Genelde utanıp sıkılarak anlatıyorlar niçin geldiklerini, neden evlenmek istediklerini, nasıl bir eş aradıklarını, evlilikten ne beklediklerini... Bir bir anlatıyorlar isteklerini ağır ödedikleri karşılığın ezikliğiyle. Kimileri sakınmasız, umursamıyor hiçbir şeyi. Ama kadınlarımızın ağlayışları gibi gülüşleri de içinden. Anlayan için bir dildir onların ezik ancak yürekli duruşları.

Eğilmiş kadınlar yaşamın üstüne, öz benliklerine; dünden bugüne, geçmişten geleceğe. O an'a değin yaşamdan paylarına düşen hem katık olmuş onlar için, hem azık. Ekrandaki kadınların kimi karanlık, kimi yıldızlı, kimi mutsuz, kimi gamlı, kimi aç, kimi nazlı, kimi çaresiz, kimi umutlu, kimi dertli, kimi neşeli, kimi sevecen, kimi bencil... Ama hepsi yaralı. Ben de varım dercesine geçmişi okyanusa dökmüş, gökyüzünde ağlamış, hepsi umut ardında... Birer mutluluk avcısı...

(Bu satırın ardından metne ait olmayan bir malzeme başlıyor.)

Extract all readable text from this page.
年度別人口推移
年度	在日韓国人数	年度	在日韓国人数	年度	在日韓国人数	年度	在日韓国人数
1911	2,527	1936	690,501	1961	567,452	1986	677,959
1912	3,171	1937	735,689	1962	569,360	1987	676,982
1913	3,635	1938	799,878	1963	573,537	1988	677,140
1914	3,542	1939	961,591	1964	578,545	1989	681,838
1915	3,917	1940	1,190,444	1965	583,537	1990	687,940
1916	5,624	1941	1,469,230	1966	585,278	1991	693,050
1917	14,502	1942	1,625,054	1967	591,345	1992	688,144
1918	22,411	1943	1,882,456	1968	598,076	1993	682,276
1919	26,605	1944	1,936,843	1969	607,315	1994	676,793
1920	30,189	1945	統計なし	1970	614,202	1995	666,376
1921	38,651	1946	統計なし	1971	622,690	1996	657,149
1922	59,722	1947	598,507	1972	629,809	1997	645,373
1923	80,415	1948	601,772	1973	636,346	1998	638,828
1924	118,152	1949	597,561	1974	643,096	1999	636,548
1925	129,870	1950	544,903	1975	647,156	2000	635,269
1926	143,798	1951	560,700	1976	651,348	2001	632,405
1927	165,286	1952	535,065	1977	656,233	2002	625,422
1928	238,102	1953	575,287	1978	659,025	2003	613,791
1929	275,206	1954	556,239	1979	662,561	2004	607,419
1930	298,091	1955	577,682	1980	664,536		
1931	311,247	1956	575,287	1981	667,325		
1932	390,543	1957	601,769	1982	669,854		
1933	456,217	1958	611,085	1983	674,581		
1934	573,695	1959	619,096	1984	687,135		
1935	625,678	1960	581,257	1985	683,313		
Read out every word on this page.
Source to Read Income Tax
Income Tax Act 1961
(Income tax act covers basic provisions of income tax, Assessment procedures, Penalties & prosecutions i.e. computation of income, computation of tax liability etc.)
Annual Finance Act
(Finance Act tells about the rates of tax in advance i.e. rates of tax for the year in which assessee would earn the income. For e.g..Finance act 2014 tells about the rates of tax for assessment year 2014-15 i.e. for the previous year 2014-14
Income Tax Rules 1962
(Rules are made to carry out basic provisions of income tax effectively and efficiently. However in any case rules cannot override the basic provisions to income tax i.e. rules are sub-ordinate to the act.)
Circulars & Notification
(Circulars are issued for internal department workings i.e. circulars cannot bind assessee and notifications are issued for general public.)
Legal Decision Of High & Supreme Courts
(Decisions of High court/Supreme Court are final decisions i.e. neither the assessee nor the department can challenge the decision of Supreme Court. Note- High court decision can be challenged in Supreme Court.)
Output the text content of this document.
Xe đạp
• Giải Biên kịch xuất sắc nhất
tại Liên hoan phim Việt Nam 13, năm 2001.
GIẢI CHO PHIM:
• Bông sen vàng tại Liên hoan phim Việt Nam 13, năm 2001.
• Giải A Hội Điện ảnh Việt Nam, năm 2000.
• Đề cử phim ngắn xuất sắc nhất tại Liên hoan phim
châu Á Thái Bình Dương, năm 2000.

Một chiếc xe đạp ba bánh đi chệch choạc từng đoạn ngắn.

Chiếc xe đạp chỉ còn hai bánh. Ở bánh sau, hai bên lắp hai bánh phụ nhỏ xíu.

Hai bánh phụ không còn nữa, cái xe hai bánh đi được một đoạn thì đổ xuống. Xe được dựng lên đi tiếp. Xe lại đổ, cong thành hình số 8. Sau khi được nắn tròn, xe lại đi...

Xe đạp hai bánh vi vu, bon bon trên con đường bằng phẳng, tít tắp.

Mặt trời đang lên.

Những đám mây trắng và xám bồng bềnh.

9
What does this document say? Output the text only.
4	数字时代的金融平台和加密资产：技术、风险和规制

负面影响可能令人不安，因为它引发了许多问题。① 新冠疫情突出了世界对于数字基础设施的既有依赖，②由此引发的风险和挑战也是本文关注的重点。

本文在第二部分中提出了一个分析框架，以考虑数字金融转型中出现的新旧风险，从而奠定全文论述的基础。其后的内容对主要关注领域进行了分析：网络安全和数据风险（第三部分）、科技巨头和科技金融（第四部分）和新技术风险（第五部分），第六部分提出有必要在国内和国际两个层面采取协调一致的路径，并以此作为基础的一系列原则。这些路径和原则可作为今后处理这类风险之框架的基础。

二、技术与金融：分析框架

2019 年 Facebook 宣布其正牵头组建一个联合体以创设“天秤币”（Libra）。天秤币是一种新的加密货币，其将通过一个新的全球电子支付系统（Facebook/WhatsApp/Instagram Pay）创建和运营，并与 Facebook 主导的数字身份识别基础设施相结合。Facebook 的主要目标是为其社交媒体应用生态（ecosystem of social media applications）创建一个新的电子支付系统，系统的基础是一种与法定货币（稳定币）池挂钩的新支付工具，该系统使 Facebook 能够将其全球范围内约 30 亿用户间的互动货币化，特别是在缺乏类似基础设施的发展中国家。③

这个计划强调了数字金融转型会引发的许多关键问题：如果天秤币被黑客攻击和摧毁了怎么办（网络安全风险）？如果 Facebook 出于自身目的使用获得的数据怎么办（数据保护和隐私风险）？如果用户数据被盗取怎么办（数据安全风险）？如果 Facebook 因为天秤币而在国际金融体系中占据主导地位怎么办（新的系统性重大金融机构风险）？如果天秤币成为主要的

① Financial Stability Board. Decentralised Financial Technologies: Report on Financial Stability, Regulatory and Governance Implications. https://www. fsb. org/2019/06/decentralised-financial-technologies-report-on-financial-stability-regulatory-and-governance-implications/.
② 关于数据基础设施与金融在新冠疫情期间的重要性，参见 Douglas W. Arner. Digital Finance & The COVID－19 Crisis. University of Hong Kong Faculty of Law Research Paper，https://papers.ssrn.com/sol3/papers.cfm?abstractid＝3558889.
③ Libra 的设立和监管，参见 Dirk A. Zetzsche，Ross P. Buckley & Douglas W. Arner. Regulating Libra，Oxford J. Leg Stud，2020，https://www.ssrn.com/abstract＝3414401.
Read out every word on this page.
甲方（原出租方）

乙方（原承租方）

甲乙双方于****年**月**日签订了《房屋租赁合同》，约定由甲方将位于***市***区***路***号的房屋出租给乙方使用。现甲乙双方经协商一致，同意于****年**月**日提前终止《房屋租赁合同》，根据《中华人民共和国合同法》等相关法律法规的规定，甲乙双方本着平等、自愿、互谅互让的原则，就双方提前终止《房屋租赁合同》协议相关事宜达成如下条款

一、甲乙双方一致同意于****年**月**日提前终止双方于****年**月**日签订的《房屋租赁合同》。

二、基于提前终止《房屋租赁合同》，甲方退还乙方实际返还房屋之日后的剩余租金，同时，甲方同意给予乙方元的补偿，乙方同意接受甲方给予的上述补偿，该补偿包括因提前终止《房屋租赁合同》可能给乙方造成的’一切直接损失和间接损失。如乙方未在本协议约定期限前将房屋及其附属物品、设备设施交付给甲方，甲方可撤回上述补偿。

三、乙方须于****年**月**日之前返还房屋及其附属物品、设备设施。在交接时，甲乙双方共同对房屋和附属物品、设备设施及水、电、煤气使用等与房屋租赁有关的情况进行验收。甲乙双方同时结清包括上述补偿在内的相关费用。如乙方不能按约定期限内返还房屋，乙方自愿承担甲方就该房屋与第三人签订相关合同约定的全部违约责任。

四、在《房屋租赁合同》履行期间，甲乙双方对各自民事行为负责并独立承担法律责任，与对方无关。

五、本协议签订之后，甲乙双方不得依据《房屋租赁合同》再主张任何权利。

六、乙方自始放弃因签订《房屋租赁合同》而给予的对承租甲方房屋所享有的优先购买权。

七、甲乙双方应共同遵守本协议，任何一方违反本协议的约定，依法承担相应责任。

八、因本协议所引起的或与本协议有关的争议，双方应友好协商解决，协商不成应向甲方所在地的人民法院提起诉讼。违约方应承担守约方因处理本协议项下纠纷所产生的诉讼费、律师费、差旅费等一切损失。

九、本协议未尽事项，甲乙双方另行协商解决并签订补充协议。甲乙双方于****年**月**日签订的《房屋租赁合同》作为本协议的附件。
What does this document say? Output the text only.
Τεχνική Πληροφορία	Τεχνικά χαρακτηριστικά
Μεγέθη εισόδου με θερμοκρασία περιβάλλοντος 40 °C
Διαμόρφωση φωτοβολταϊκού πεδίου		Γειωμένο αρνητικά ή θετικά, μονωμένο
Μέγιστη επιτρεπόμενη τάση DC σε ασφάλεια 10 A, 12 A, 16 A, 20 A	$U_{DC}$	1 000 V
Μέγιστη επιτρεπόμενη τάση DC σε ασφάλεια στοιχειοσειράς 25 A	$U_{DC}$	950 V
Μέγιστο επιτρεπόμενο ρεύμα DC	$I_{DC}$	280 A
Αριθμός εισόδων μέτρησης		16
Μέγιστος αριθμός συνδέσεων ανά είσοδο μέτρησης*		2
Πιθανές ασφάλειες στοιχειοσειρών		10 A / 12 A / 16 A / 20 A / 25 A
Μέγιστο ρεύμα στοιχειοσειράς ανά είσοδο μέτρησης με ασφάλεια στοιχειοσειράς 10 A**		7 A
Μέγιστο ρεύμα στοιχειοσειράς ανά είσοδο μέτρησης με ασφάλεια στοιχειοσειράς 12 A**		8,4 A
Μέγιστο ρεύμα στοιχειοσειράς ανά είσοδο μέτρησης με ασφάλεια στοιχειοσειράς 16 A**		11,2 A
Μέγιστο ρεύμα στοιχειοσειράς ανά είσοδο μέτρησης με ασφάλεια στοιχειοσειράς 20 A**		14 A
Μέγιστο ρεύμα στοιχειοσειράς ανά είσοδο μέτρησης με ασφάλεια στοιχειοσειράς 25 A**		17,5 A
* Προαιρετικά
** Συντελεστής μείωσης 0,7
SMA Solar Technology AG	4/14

Dünden gelip bugüne uğrayan, geleceğe evrilmektir yaşamak. Onlar, toplumun hangi sosyal, kültürel katmanından gelirse gelsinler, hangi konumda olurlarsa olsunlar, yaşamada hep kadındılar, anaydılar, insandılar; sofradaki yerleri öküzden sonra gelse bile. Eş, ana, yurttaş oldular ama birey olamadılar. Erkeğin, törenin, geleneğin kölesiydiler çünkü. Birey olmak kolay değil. Bu bilgi, bilinç, ekonomik olarak bağımsız olmayı, kişilikli olmayı, varlığının bilincinde olmayı, yasal haklarını bilip kullanmayı, iki ayağı üzerinde dimdik durmayı, kendine güveni gerektirir. Oysa eğitemediğimiz kadınlarımız...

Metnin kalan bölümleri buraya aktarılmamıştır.